Мы расстались на улице перед баром. Он исчез в толпе. Его поглотила серая масса — та самая, которая служила ему рабочим материалом. Я полагал, что прощаюсь с ним навсегда. Пьеса «Том и Юлиус» угодила в картонную коробку и отправилась на чердак, после того как развалился мой собственный брак. Вместе с другими многочисленными коробками она переехала на старый сеновал и стала, по всей видимости, прибежищем мышей и другой мелюзги, которая устраивала себе норки и вила гнезда среди острот вроде: «Let's fire a friendly torpedo».[25] В конце концов, в памяти моей остался лишь гаснущий свет и две горящие точки только что зажженных сигар, два огонька в неловкой тишине, в необъятной темноте.

Я и сейчас, в начале двухтысячных годов, помню эту темноту, но кроме нее ничего не помню, потому что после катастрофы в Чернобыле, когда Малу отправила двадцать три прощальных письма своим друзьям, ее поглотила другая, еще более страшная тьма.

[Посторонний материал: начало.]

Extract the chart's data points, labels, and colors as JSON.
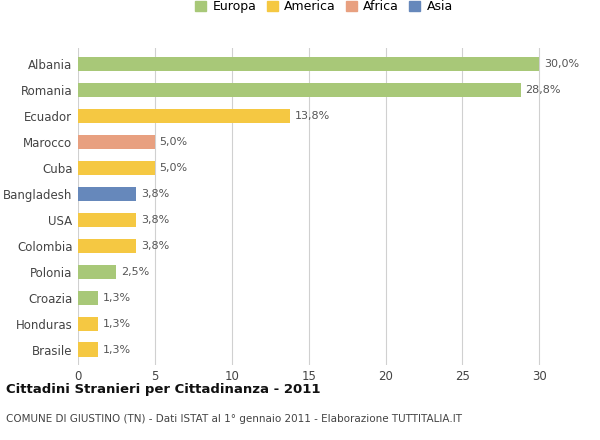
{
  "countries": [
    "Brasile",
    "Honduras",
    "Croazia",
    "Polonia",
    "Colombia",
    "USA",
    "Bangladesh",
    "Cuba",
    "Marocco",
    "Ecuador",
    "Romania",
    "Albania"
  ],
  "values": [
    1.3,
    1.3,
    1.3,
    2.5,
    3.8,
    3.8,
    3.8,
    5.0,
    5.0,
    13.8,
    28.8,
    30.0
  ],
  "labels": [
    "1,3%",
    "1,3%",
    "1,3%",
    "2,5%",
    "3,8%",
    "3,8%",
    "3,8%",
    "5,0%",
    "5,0%",
    "13,8%",
    "28,8%",
    "30,0%"
  ],
  "colors": [
    "#f5c842",
    "#f5c842",
    "#a8c878",
    "#a8c878",
    "#f5c842",
    "#f5c842",
    "#6688bb",
    "#f5c842",
    "#e8a080",
    "#f5c842",
    "#a8c878",
    "#a8c878"
  ],
  "legend_labels": [
    "Europa",
    "America",
    "Africa",
    "Asia"
  ],
  "legend_colors": [
    "#a8c878",
    "#f5c842",
    "#e8a080",
    "#6688bb"
  ],
  "title": "Cittadini Stranieri per Cittadinanza - 2011",
  "subtitle": "COMUNE DI GIUSTINO (TN) - Dati ISTAT al 1° gennaio 2011 - Elaborazione TUTTITALIA.IT",
  "xlim": [
    0,
    32
  ],
  "xticks": [
    0,
    5,
    10,
    15,
    20,
    25,
    30
  ],
  "background_color": "#ffffff",
  "grid_color": "#d0d0d0",
  "bar_height": 0.55
}
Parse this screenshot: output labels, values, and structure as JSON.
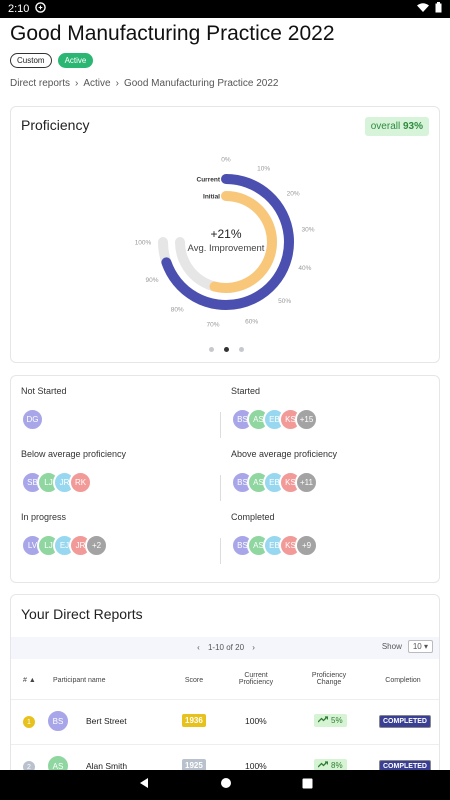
{
  "status_bar": {
    "time": "2:10"
  },
  "page": {
    "title": "Good Manufacturing Practice 2022",
    "badges": [
      "Custom",
      "Active"
    ]
  },
  "breadcrumb": [
    "Direct reports",
    "Active",
    "Good Manufacturing Practice 2022"
  ],
  "proficiency": {
    "title": "Proficiency",
    "overall_label": "overall",
    "overall_value": "93%",
    "center_value": "+21%",
    "center_label": "Avg. Improvement",
    "legend_current": "Current",
    "legend_initial": "Initial",
    "tick_labels": [
      "0%",
      "10%",
      "20%",
      "30%",
      "40%",
      "50%",
      "60%",
      "70%",
      "80%",
      "90%",
      "100%"
    ],
    "current_fraction": 0.93,
    "initial_fraction": 0.72,
    "colors": {
      "current": "#4b4fb0",
      "initial": "#f9c77a",
      "track": "#e6e6e6",
      "overall_bg": "#d7f3d9"
    },
    "pager_dots": 3,
    "active_dot": 1
  },
  "groups": [
    {
      "label": "Not Started",
      "avatars": [
        {
          "initials": "DG",
          "color": "#a8a6e9"
        }
      ]
    },
    {
      "label": "Started",
      "avatars": [
        {
          "initials": "BS",
          "color": "#a8a6e9"
        },
        {
          "initials": "AS",
          "color": "#8fd6a0"
        },
        {
          "initials": "EB",
          "color": "#97d7ef"
        },
        {
          "initials": "KS",
          "color": "#f29a98"
        },
        {
          "initials": "+15",
          "color": "#a3a3a3"
        }
      ]
    },
    {
      "label": "Below average proficiency",
      "avatars": [
        {
          "initials": "SB",
          "color": "#a8a6e9"
        },
        {
          "initials": "LJ",
          "color": "#8fd6a0"
        },
        {
          "initials": "JR",
          "color": "#97d7ef"
        },
        {
          "initials": "RK",
          "color": "#f29a98"
        }
      ]
    },
    {
      "label": "Above average proficiency",
      "avatars": [
        {
          "initials": "BS",
          "color": "#a8a6e9"
        },
        {
          "initials": "AS",
          "color": "#8fd6a0"
        },
        {
          "initials": "EB",
          "color": "#97d7ef"
        },
        {
          "initials": "KS",
          "color": "#f29a98"
        },
        {
          "initials": "+11",
          "color": "#a3a3a3"
        }
      ]
    },
    {
      "label": "In progress",
      "avatars": [
        {
          "initials": "LV",
          "color": "#a8a6e9"
        },
        {
          "initials": "LJ",
          "color": "#8fd6a0"
        },
        {
          "initials": "EJ",
          "color": "#97d7ef"
        },
        {
          "initials": "JR",
          "color": "#f29a98"
        },
        {
          "initials": "+2",
          "color": "#a3a3a3"
        }
      ]
    },
    {
      "label": "Completed",
      "avatars": [
        {
          "initials": "BS",
          "color": "#a8a6e9"
        },
        {
          "initials": "AS",
          "color": "#8fd6a0"
        },
        {
          "initials": "EB",
          "color": "#97d7ef"
        },
        {
          "initials": "KS",
          "color": "#f29a98"
        },
        {
          "initials": "+9",
          "color": "#a3a3a3"
        }
      ]
    }
  ],
  "reports": {
    "title": "Your Direct Reports",
    "pagination": "1-10 of 20",
    "show_label": "Show",
    "show_value": "10",
    "columns": [
      "#",
      "Participant name",
      "Score",
      "Current Proficiency",
      "Proficiency Change",
      "Completion"
    ],
    "rows": [
      {
        "rank": "1",
        "rank_color": "#e8c21c",
        "initials": "BS",
        "avatar_color": "#a8a6e9",
        "name": "Bert Street",
        "score": "1936",
        "score_color": "#e8c21c",
        "proficiency": "100%",
        "change": "5%",
        "completion": "COMPLETED"
      },
      {
        "rank": "2",
        "rank_color": "#b9c2cc",
        "initials": "AS",
        "avatar_color": "#8fd6a0",
        "name": "Alan Smith",
        "score": "1925",
        "score_color": "#b9c2cc",
        "proficiency": "100%",
        "change": "8%",
        "completion": "COMPLETED"
      }
    ]
  }
}
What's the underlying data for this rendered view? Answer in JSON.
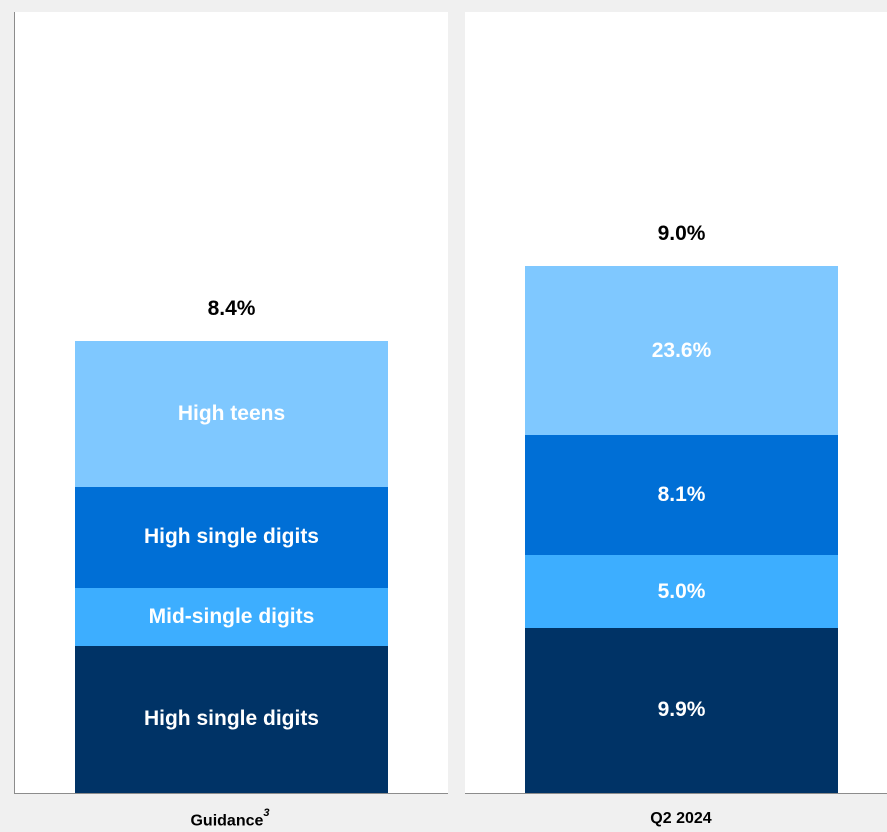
{
  "chart_data": {
    "type": "bar",
    "stacked": true,
    "categories": [
      "Guidance",
      "Q2 2024"
    ],
    "category_footnotes": [
      "3",
      ""
    ],
    "colors": {
      "bottom": "#003366",
      "mid_light": "#3daeff",
      "mid_dark": "#006fd6",
      "top": "#7fc8ff"
    },
    "bars": [
      {
        "category": "Guidance",
        "total_label": "8.4%",
        "segments": [
          {
            "label": "High single digits",
            "value": 20.5,
            "color": "#003366"
          },
          {
            "label": "Mid-single digits",
            "value": 8.1,
            "color": "#3daeff"
          },
          {
            "label": "High single digits",
            "value": 14.0,
            "color": "#006fd6"
          },
          {
            "label": "High teens",
            "value": 20.3,
            "color": "#7fc8ff"
          }
        ]
      },
      {
        "category": "Q2 2024",
        "total_label": "9.0%",
        "segments": [
          {
            "label": "9.9%",
            "value": 23.0,
            "color": "#003366"
          },
          {
            "label": "5.0%",
            "value": 10.1,
            "color": "#3daeff"
          },
          {
            "label": "8.1%",
            "value": 16.7,
            "color": "#006fd6"
          },
          {
            "label": "23.6%",
            "value": 23.6,
            "color": "#7fc8ff"
          }
        ]
      }
    ]
  }
}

Густав ждал от меня поддержки, рассчитывал на мое участие, и я, разумеется, хотел ему помочь во что бы то ни стало. У меня были дела в Стокгольме, дела не срочные, которыми я мог заняться в удобное для себя время. В общем, я сразу же выехал. Густав ждал меня в условленном месте — у крытого рынка на Эстермальмсторг. Я не знал, сказать ли ему, что я приехал только ради него, или объяснить, что у меня есть и другие дела, чтобы не ставить его в неловкое положение. Увидев его бледное, усталое и взволнованное лицо, я сразу забыл о своих сомнениях и постарался сделать все возможное, чтобы его успокоить. Он не спал несколько суток.

— Пойдем сразу к Конни, — сказал он.

— Ты предупредил его, что придешь со мной?

— Он не берет трубку, — ответил Густав. — Но я оставил несколько сообщений.

— Он до сих пор думает, что ты имеешь к этому отношение?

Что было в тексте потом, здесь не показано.